Khrushchev began his career as an apparatchik capable of any crime the state ordered. But when the time came and he saw the glimmer of a chance, he didn’t want to live that way any longer. Nor did Brezhnev. In contrast to Khrushchev, who was bright for a thug, Brezhnev was a dim bulb, but once safe in his appointment he could have done something to steer the Politburo back towards the cult of personality if he had really wanted to. Instead, he resolutely submitted to the restrictions of “collective leadership”—the only term or phrase in his pitiably mendacious official biography that means exactly what it says.

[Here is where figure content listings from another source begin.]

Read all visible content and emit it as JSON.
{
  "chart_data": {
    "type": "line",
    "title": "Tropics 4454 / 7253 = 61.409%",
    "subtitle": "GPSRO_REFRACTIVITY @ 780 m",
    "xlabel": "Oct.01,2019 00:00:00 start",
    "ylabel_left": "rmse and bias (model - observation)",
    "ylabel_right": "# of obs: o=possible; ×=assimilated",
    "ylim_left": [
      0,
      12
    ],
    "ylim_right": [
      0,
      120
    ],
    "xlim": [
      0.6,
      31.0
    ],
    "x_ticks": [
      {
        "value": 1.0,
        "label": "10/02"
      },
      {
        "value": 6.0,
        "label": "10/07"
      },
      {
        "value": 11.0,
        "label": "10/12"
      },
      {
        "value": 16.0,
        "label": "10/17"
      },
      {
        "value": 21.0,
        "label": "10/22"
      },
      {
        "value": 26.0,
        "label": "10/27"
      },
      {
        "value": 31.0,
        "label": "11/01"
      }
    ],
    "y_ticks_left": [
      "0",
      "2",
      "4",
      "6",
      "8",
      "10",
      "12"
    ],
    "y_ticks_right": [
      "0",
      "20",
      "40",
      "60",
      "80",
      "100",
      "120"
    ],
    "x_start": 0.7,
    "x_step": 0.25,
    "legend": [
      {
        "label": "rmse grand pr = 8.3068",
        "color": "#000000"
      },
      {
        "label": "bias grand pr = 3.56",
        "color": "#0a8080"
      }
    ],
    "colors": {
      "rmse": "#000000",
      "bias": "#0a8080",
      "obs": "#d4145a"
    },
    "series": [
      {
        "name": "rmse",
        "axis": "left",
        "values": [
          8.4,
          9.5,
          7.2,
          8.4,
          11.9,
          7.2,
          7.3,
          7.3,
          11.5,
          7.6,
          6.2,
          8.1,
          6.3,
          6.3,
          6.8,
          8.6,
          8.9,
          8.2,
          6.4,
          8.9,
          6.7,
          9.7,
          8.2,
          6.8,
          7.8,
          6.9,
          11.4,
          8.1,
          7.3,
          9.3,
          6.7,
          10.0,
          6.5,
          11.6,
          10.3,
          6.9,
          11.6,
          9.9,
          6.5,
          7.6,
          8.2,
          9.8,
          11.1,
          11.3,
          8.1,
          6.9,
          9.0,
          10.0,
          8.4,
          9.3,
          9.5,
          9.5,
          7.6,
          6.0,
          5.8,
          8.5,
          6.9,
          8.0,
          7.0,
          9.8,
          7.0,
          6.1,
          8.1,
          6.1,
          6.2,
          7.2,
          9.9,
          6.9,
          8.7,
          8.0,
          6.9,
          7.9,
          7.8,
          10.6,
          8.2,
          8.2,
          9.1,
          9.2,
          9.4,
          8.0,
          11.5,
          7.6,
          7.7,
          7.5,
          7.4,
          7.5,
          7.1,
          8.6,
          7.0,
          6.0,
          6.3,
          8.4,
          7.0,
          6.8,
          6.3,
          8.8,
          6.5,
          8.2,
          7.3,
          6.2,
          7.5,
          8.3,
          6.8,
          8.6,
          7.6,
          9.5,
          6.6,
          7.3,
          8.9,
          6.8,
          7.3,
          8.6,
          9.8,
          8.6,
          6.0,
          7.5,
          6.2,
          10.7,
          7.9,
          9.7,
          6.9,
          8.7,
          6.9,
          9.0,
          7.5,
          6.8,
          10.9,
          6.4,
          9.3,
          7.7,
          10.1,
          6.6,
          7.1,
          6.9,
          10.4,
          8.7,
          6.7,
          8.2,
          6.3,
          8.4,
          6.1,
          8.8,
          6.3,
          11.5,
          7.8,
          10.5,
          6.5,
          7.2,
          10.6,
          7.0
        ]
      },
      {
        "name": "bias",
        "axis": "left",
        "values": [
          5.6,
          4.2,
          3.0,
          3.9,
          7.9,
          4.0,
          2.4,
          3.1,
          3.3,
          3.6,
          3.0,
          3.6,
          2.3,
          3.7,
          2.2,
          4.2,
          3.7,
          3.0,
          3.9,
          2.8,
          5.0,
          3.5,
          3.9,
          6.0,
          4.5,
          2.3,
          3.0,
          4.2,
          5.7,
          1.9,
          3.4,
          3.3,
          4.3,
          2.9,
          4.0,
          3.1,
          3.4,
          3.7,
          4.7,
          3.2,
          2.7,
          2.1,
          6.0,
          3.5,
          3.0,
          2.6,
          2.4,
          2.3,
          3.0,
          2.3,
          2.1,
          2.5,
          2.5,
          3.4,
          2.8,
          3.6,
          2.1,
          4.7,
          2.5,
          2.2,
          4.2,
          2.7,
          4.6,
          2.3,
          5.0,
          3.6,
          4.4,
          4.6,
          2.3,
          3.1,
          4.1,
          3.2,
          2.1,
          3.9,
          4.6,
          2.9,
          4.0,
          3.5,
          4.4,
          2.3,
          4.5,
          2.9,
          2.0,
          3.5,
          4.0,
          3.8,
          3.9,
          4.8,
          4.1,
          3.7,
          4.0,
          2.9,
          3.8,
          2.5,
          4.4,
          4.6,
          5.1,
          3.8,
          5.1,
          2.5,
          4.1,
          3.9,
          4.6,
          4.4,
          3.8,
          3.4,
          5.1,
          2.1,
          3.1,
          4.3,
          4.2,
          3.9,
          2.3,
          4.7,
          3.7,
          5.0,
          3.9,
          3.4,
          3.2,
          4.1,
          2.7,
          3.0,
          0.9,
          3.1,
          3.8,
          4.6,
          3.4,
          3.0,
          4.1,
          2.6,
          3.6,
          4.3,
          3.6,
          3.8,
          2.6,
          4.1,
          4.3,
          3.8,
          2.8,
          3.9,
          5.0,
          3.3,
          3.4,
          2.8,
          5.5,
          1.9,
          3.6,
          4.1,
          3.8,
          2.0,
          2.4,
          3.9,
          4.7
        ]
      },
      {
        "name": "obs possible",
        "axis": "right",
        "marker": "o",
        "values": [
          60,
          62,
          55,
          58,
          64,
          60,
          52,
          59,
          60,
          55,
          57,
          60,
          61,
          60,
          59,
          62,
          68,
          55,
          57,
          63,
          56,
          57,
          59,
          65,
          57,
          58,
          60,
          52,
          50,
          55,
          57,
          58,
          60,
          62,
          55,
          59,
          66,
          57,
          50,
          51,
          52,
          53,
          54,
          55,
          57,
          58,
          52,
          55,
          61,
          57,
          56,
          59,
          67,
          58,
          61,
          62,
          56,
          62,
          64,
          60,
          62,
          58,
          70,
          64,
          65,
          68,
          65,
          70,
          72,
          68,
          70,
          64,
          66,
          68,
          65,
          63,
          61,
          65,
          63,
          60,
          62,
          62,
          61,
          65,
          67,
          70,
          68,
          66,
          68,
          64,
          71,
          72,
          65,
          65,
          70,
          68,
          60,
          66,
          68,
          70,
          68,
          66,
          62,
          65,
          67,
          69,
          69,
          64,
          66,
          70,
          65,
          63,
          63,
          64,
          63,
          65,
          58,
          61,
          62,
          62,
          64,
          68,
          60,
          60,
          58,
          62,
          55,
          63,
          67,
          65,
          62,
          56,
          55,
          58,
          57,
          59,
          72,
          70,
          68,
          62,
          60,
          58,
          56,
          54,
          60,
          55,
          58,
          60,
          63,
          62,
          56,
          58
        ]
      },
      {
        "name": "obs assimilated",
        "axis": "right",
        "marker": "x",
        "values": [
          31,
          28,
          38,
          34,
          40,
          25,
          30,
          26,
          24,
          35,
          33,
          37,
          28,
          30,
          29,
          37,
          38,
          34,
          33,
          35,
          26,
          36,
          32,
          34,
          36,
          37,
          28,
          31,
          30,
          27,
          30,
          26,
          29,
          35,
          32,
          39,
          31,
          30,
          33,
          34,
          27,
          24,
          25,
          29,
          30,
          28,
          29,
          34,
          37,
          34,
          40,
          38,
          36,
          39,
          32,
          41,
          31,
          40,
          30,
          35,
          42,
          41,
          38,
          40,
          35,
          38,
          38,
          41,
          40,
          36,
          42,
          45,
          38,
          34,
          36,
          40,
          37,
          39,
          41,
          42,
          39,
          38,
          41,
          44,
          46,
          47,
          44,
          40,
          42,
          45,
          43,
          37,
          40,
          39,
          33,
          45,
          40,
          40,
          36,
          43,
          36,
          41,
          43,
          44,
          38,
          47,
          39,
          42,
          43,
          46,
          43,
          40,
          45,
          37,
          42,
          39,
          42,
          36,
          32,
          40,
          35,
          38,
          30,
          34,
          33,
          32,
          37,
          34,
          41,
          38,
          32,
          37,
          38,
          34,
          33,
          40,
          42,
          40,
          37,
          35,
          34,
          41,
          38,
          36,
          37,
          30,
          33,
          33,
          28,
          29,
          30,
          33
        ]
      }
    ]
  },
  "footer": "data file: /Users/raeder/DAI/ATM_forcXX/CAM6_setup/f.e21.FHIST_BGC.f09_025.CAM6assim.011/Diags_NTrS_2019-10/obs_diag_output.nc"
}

Khrushchev and Brezhnev, with their sordid background in the classic massacres, are even more instructive exemplars than Andropov, the man who changed everything. Andropov could never have changed everything had not his immediate predecessors first changed something. For him it was comparatively easy: no doubt he had signed the orders for a few hundred young hotheads to be given the treatment in the psychiatric hospitals, and he had certainly been active in the re-education of the Czechs in 1968; but in his deeper past there were no stretches of permafrost or pine forest with thousands of bodies under them. It was easy for him to print off a special edition of Nineteen Eighty-Four and make his bright young officers read it. He wasn’t going to get into trouble with the KGB. He was the KGB. The real breakthrough was further back, when the first mass killers got tired of killing. Against all the odds, it happened. When you think of the blood on their gloves, it doesn’t seem much of a comfort: but if you want to live in hope, you have to deal with some very raw material. And if you want to see an end to the kind of “State the like of which the world has never seen,” you have to accept that for some people there is nothing more habitual than to do their worst, and that the sole function your fine opinions might perform, and always at a tangent, is to affect those people at the moment when they begin to wonder whether being ordered to torment their fellow human beings might not indeed be a blow, and scarcely to be borne any longer.